9. Quarto, porque o art. 471-I do CPC estabelece que “nenhum juiz decidirá novamente as questões já decididas, relativamente à mesma lide, salvo (…) se, tratando-se de relação jurídica continuativa, sobreveio modificação no estado de fato ou de direito; caso em que poderá a parte pedir a revisão do que foi estatuído na sentença (…)”. Ora, não é propriamente disso que se trata nos autos, porque não cabe aqui decidir questões já decididas (nada foi decidido a respeito do art. 68 do ADCT/88 ou do art. 215 da CF/88 na sentença da ação reivindicatória), não se trata de revisão da mesma lide (a lide é diversa) e não são as mesmas as partes (o INCRA e a Fundação Cultural Palmares não foram partes na ação reivindicatória). Mesmo assim, é possível a utilização do princípio processual posto no art. 471-I do CPC para permitir que as questões novas e supervenientes ocorridas em relação ao imóvel discutido nessa ação fossem conhecidas e apreciadas pelo Juízo competente, que no caso é o Juízo Federal (art. 109-I da CF/88), sem que isso significasse violação à coisa julgada decorrente da ação reivindicatória. Como dito, posse e propriedade são relações continuativas, que perduram no tempo, que não se esgotam num instante. Mesmo que passada em julgado sentença de mérito em ação reivindicatória, as novas e supervenientes questões surgidas quanto às relações de posse e propriedade poderão ser apreciadas em nova sentença, o que é o caso dos autos.

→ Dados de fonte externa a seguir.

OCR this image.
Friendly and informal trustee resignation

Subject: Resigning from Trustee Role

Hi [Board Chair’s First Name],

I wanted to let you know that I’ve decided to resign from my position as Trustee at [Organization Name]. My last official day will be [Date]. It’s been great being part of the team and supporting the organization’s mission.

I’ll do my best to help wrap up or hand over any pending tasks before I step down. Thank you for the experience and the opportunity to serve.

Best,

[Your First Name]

10. Em conclusão, nessa ação possessória ajuizada pelo INCRA e pela Fundação Cultural Palmares não se discute a propriedade que os réus (autores da ação reivindicatória) tinham anteriormente sobre o imóvel, nem se discute a rescisão da sentença proferida pela Justiça Estadual na ação reivindicatória. Não é disso que trata a presente ação possessória. Nada se desconstitui nessa possessória, nada se ordena ao Juiz de Direito. Sua competência jurisdicional não é invadida por esse Juízo, que se limita a examinar a proteção possessória pedida pela parte autora para a situação atual e contemporânea. A atuação jurisdicional desse Juiz Federal da Vara Ambiental de Porto Alegre se volta tão-somente contra os réus da presente ação (mesmo que sejam eles os mesmos que foram autores-proprietários da ação reivindicatória). É contra eles que a parte autora se volta, é contra eles que eventualmente se volta decisão desse Juízo Federal. Apenas será determinado, se for o caso, que os mesmos se abstenham de turbar ou esbulhar a posse que a parte autora reconheceu em favor da Associação Comunitária Kilombo Família Silva sobre o imóvel discutido nessa ação, ordenando aos réus dessa ação possessória que se abstenham de adotar quaisquer providências, judiciais ou extrajudiciais, que possam provocar, limitar ou afetar a posse sobre a área reconhecida pela parte autora em favor da Associação Comunitária Kilombo Família Silva, tudo até ulterior julgamento da presente ação de manutenção de posse ou à ultimação da titulação definitiva de que trata o art. 68 do ADCT/88. Daí a conclusão desse Juízo Federal que esses são os limites e o alcance da presente ação possessória, que não invade competência do Juiz de Direito da ação reivindicatória anteriormente transitada em julgado.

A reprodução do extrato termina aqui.